I think about my story “La Bomba Grande” often these days because it begins in Mexico and I have now lived in Mexico for the entire year of 2017. It is the story of a young Mexican woman who figures out the secret of life and God and science, even though she has no formal training in any of those areas. She is then, of course, persecuted for her revelations and flees to the United States, crossing illegally (back when it wasn’t such a damn big deal). The story was accepted by NAR roughly six years ago, just as I was beginning my MFA program, and being published in such a prestigious magazine filled me with optimism about a writing career, almost every drop of which has now been beaten out of me. But that doesn’t mean I intend to stop writing. Quite the contrary.
I don’t think you absolutely need to travel before writing good descriptions. Douglas Adams does an exceptional job in Hitchhiker’s Guide to the Galaxy and I’m sure he didn’t do a lot of space travel beforehand. But it certainly doesn’t hurt to see things. When I wrote “La Bomba Grande,” I had limited experience with the setting of Mexico and many of the details I simply created and have no idea if they really exist or not. I doubt it. But the issue is not what is in the story. It is what is missing. Back then, I had no idea of the distinctive smell of the street grills or the specific physiological effects of being at high altitude or the music, which is everywhere in Mexico. Hemingway said: “A few things I have found to be true. If you leave out important things or events that you know about, the story is strengthened. If you leave or skip something because you do not know it, the story will be worthless.” Hopefully it is not all that grave, but it certainly helps to have experiences.
Now, after a year in Mexico, I have an entire catalog of details in my brain. For example, at the end of one of the metro lines here in Mexico City, there is a family business which is a collection of brothers slicing potatoes into a trash-can-sized vat of boiling grease all day long, their bodies gyrating to loud chaotic music. Ricas papas fritas. I almost always have to sit and watch them for a few minutes before moving on and I have incorporated them into my last three stories. Art is not just in museums. Sometimes it exists right out in the open like that. Just stay away from taxis and tourist attractions. Just start walking and you’ll eventually stumble across something that will inspire you.

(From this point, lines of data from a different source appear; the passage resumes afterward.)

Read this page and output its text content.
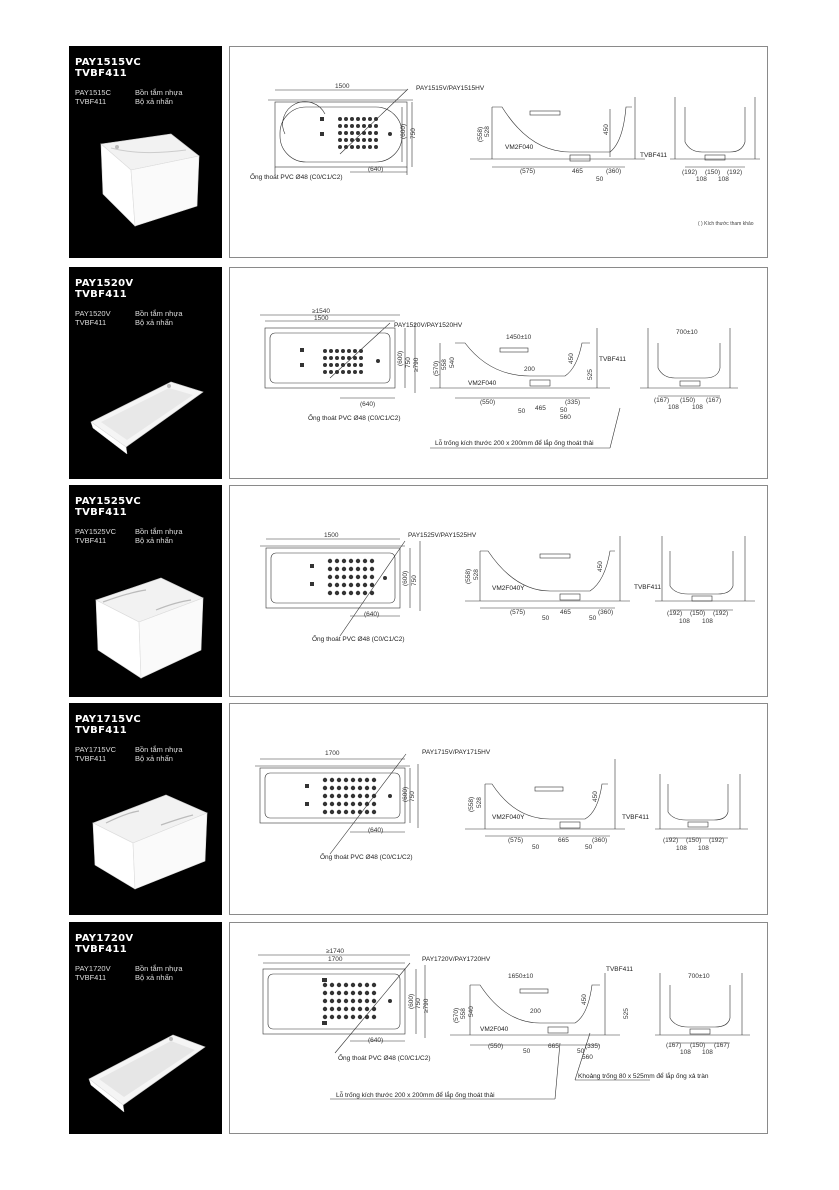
PAY1515VC
TVBF411
PAY1515C	Bồn tắm nhựa
TVBF411	Bộ xả nhấn
1500
750
(600)
(640)
PAY1515V/PAY1515HV
Ống thoát PVC Ø48 (C0/C1/C2)
(558) 528	450
VM2F040
TVBF411
(575)	465	(360)
50
(192) (150) (192)
108 108
( ) Kích thước tham khảo
PAY1520V
TVBF411
PAY1520V	Bồn tắm nhựa
TVBF411	Bộ xả nhấn
≥1540
1500
≥790
750
(600)
(640)
PAY1520V/PAY1520HV
Ống thoát PVC Ø48 (C0/C1/C2)
1450±10
(570) 558 540	450
525
200
VM2F040
TVBF411
(550)
465
(335)
50
560
50
700±10
(167) (150) (167)
108 108
Lỗ trống kích thước 200 x 200mm để lắp ống thoát thải
PAY1525VC
TVBF411
PAY1525VC	Bồn tắm nhựa
TVBF411	Bộ xả nhấn
1500
750
(600)
(640)
PAY1525V/PAY1525HV
Ống thoát PVC Ø48 (C0/C1/C2)
(558) 528
450
VM2F040Y	TVBF411
(575)	465	(360)
50	50
(192) (150) (192)
108 108
PAY1715VC
TVBF411
PAY1715VC	Bồn tắm nhựa
TVBF411	Bộ xả nhấn
1700
750
(600)
(640)
PAY1715V/PAY1715HV
Ống thoát PVC Ø48 (C0/C1/C2)
(558) 528
450
VM2F040Y	TVBF411
(575)	665	(360)
50	50
(192) (150) (192)
108 108
PAY1720V
TVBF411
PAY1720V	Bồn tắm nhựa
TVBF411	Bộ xả nhấn
≥1740
1700
≥790
750
(600)
(640)
PAY1720V/PAY1720HV
Ống thoát PVC Ø48 (C0/C1/C2)
1650±10
(570) 558 540
450
525
200
VM2F040
TVBF411
(550)	665	(335)
50
560
50
700±10
(167) (150) (167)
108 108
Lỗ trống kích thước 200 x 200mm để lắp ống thoát thải
Khoảng trống 80 x 525mm để lắp ống xả tràn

But the best thing this year in Mexico has done for me, while I’m sure it has done nothing for my laziness problem, is clarify the idea of what it means to be an artist. If you want to be an artist in Mexico, it is a very simple matter, just commit yourself to it—the suffering. There is no long line of people waiting to take these positions here because being an artist in a poor country means working without a net. No weekend hobby stuff. No day job at Starbucks. No government loans. The point of your life will be the creation of art. It is a simple thing—you either have something burning inside you which is impossible to extinguish or you don’t. There are no dabblers in art here in this city or if there are, I haven’t seen them, and I have crossed this city every which way. What this all means in the end is that art is a very powerful force in Mexico, much more powerful than politics, which is evident by whose portrait they put on the money—Frida Kahlo, not some politician.
Anyway, I am no longer certain that I will have a popular book published one day, but I keep writing my stories anyway because success was never the point, even though I had mistakenly thought it was once. Of course, this doesn’t mean I don’t dream about writing something that makes people take notice of me and, to be honest, I have recently finished two stories which are the best writing I have ever done. I feel like I have “broken through” after years of not improving as a writer. I just submitted each of them, and it is hard for me not to be optimistic again, although I try to only think negative thoughts.